9 December 2020 (Last Updated December 9th, 2020 11:52)

Thermo Fisher Scientific has obtained CE Mark certification for its Covid-19 test for quantitative measurement of immunoglobulin G (IgG) antibodies raised against the spike protein of the SARS-CoV-2 virus.

Thermo Fisher’s Covid-19 IgG antibody test obtains CE Mark
Thermo Fisher partnered with the University of Oxford to use its academic research capabilities in detecting the spike protein. Credit: Thermo Fisher Scientific Inc.

Thermo Fisher Scientific has obtained CE Mark certification for its Covid-19 test for quantitative measurement of immunoglobulin G (IgG) antibodies raised against the spike protein of the SARS-CoV-2 virus.

The OmniPATH Combi SARS-CoV-2 IgG ELISA test will help clinicians to detect patients with an immune response before and after vaccination.

Quantifying IgG is essential to understand an individual’s immune response to the SARS-CoV-2 virus, particularly when vaccination starts.

Thermo Fisher Scientific executive vice-president and chief operating officer Mark Stevenson said: “Thermo Fisher Scientific is proud to have developed and delivered this CE marked product in collaboration with Oxford University.

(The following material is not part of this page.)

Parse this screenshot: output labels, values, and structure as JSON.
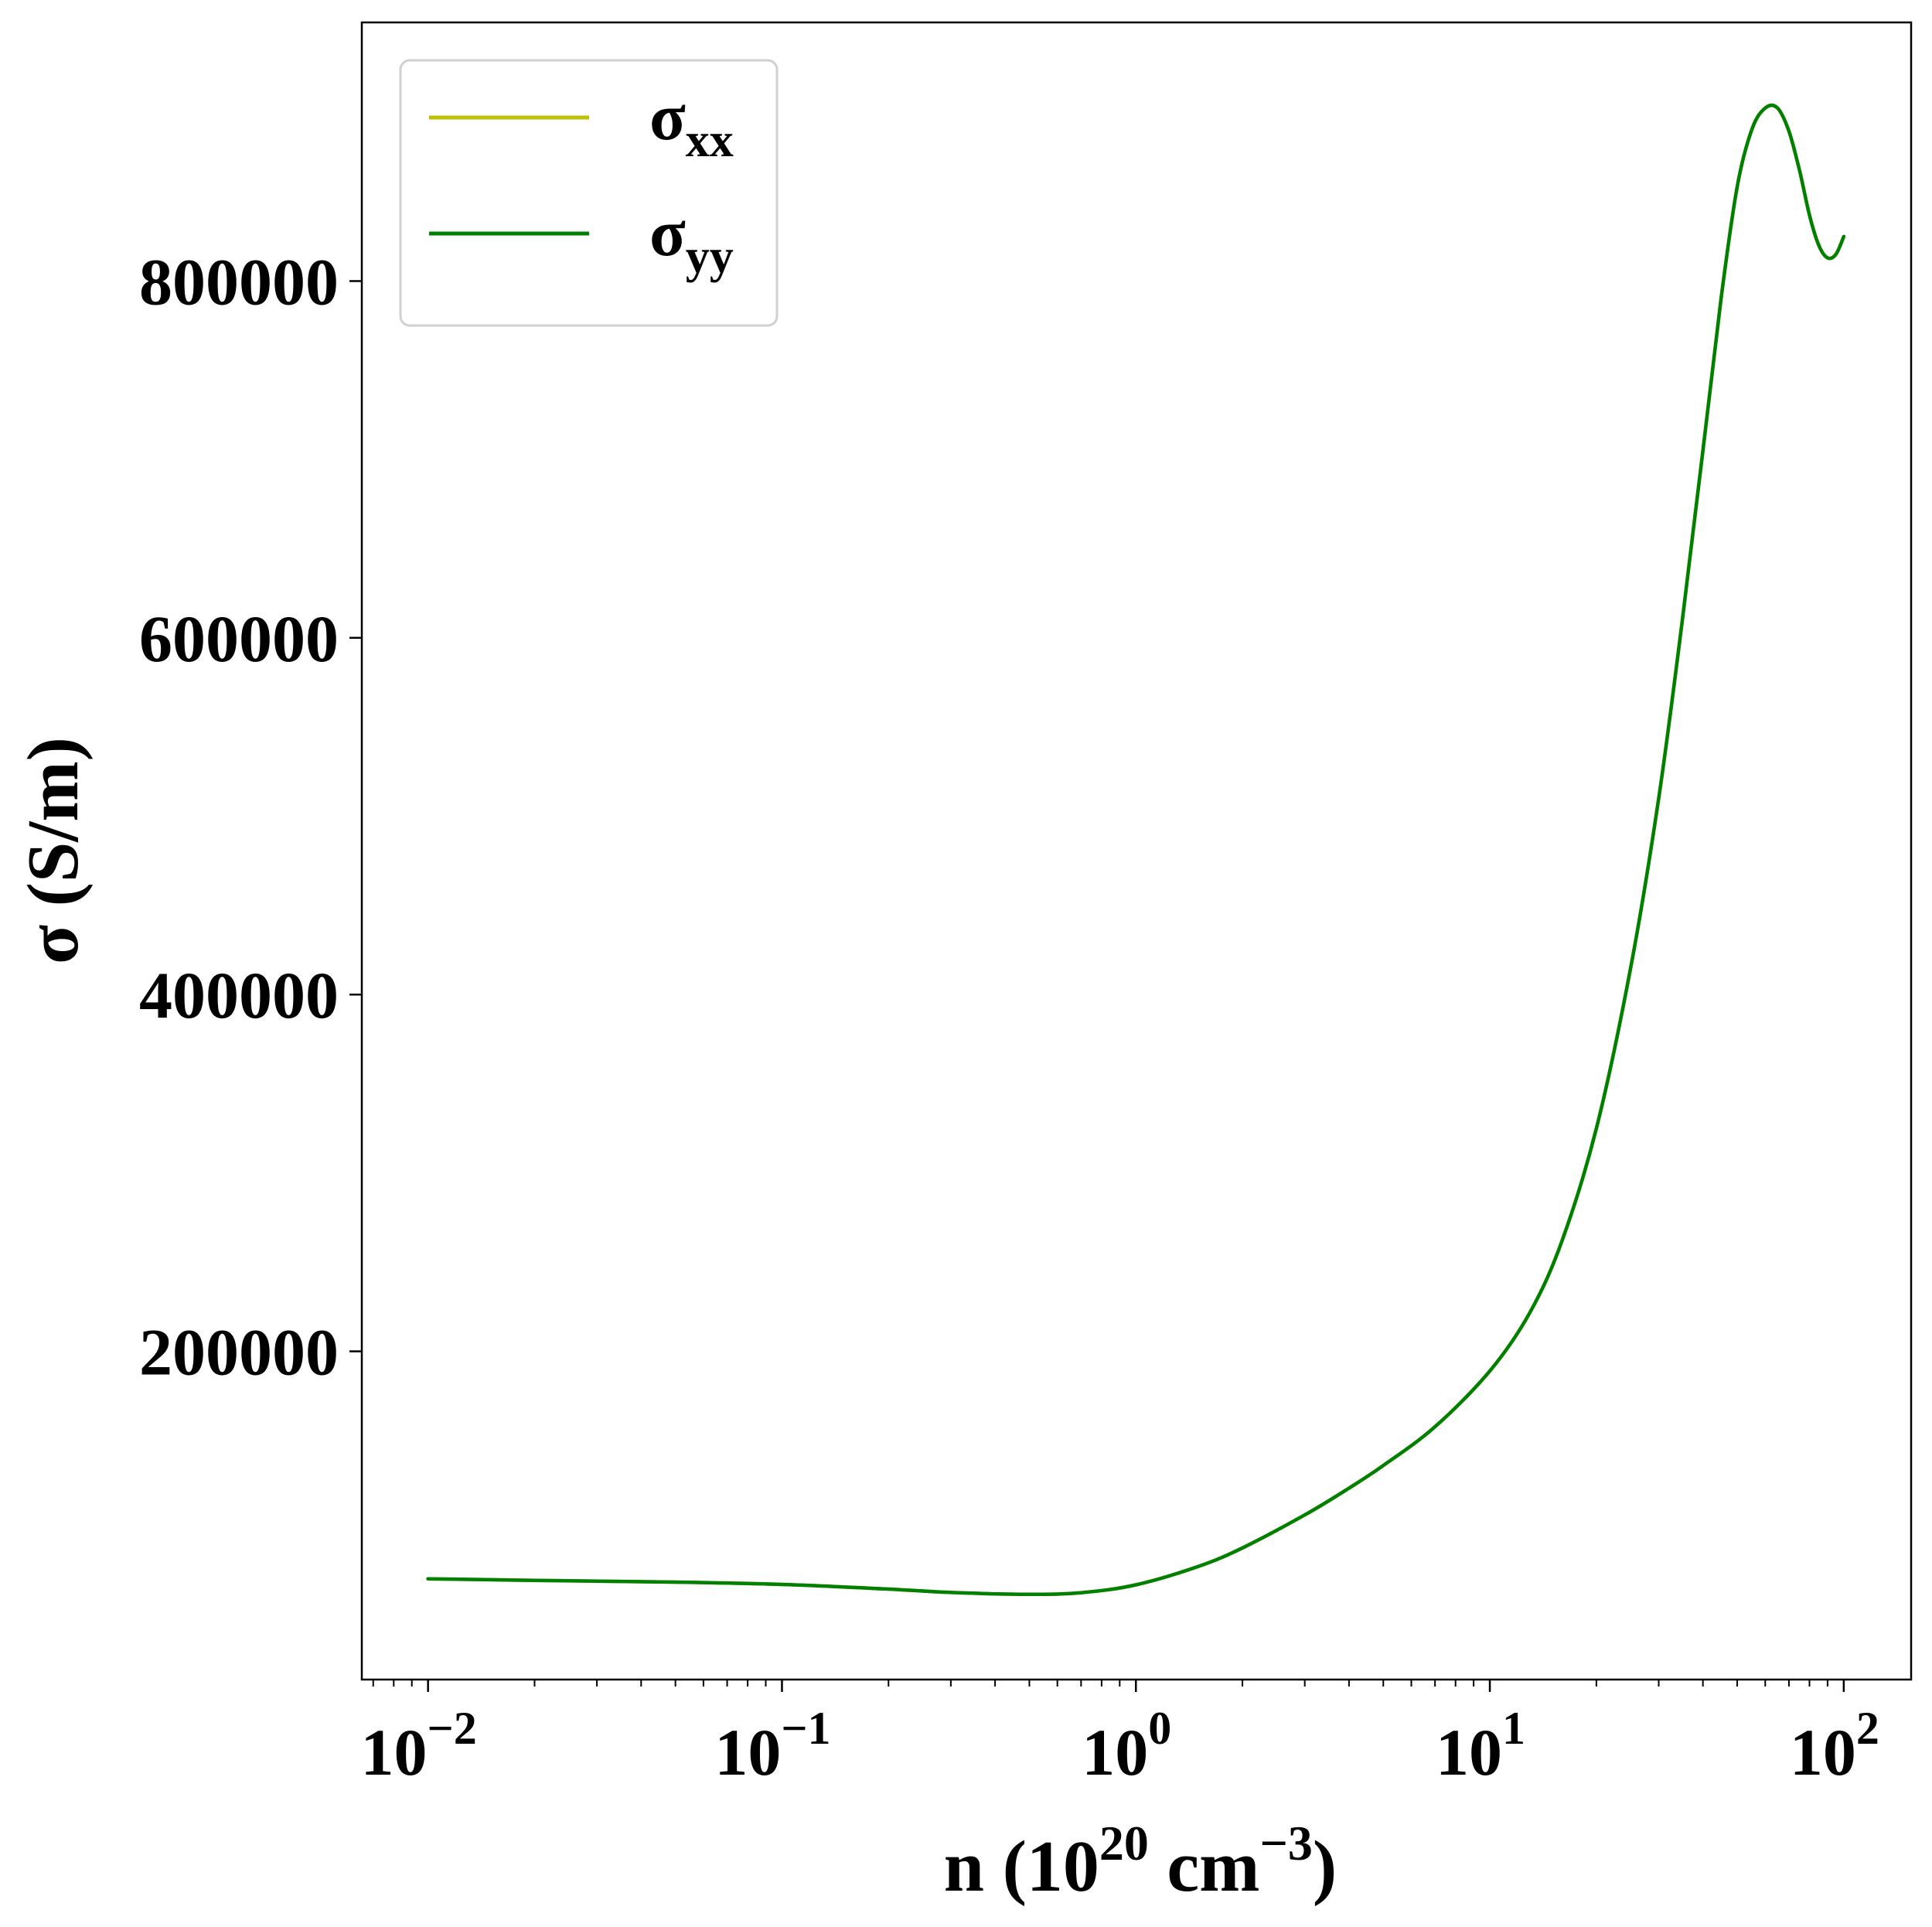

“Combining the academic research capabilities of world-recognised scientists at Oxford University with Thermo Fisher’s Dartford UK development and manufacturing facility has expanded our serology portfolio for improved Covid-19 epidemiological studies.”

Thermo Fisher partnered with the University of Oxford in the UK to use its academic research capabilities in detecting the spike protein.

This, along with the company’s manufacturing capability and immunoassay expertise, led to the development of both a 96 and a 384 microplate assay format.

Compatible with a newly developed automation system by Thermo Fisher, the 384-well microplate assay enables Oxford University to provide Covid-19 testing capacity of up to 50,000 tests a day.

The platform is currently being used by Oxford University to provide weekly UK-wide data to the Office of National Statistics as part of the national Covid-19 Infection Survey.

Moreover, the equipment boosts the university’s capacity to correctly quantify a patient’s vaccine response in its Covid-19 vaccine trial.

University of Oxford Medical Statistics and Epidemiology professor and the National Covid-19 infection survey chief Investigator Dr Sarah Walker said: “Using this test within the Covid-19 Infection Survey allows us to answer vital questions about the role of the previous infection and varying levels of antibody response in protecting people from getting infected again in the future.”

In October, Thermo Fisher launched Gibco CTS Rotea Counterflow Centrifugation System, which enables scalable, cost-effective cell therapy development and manufacturing.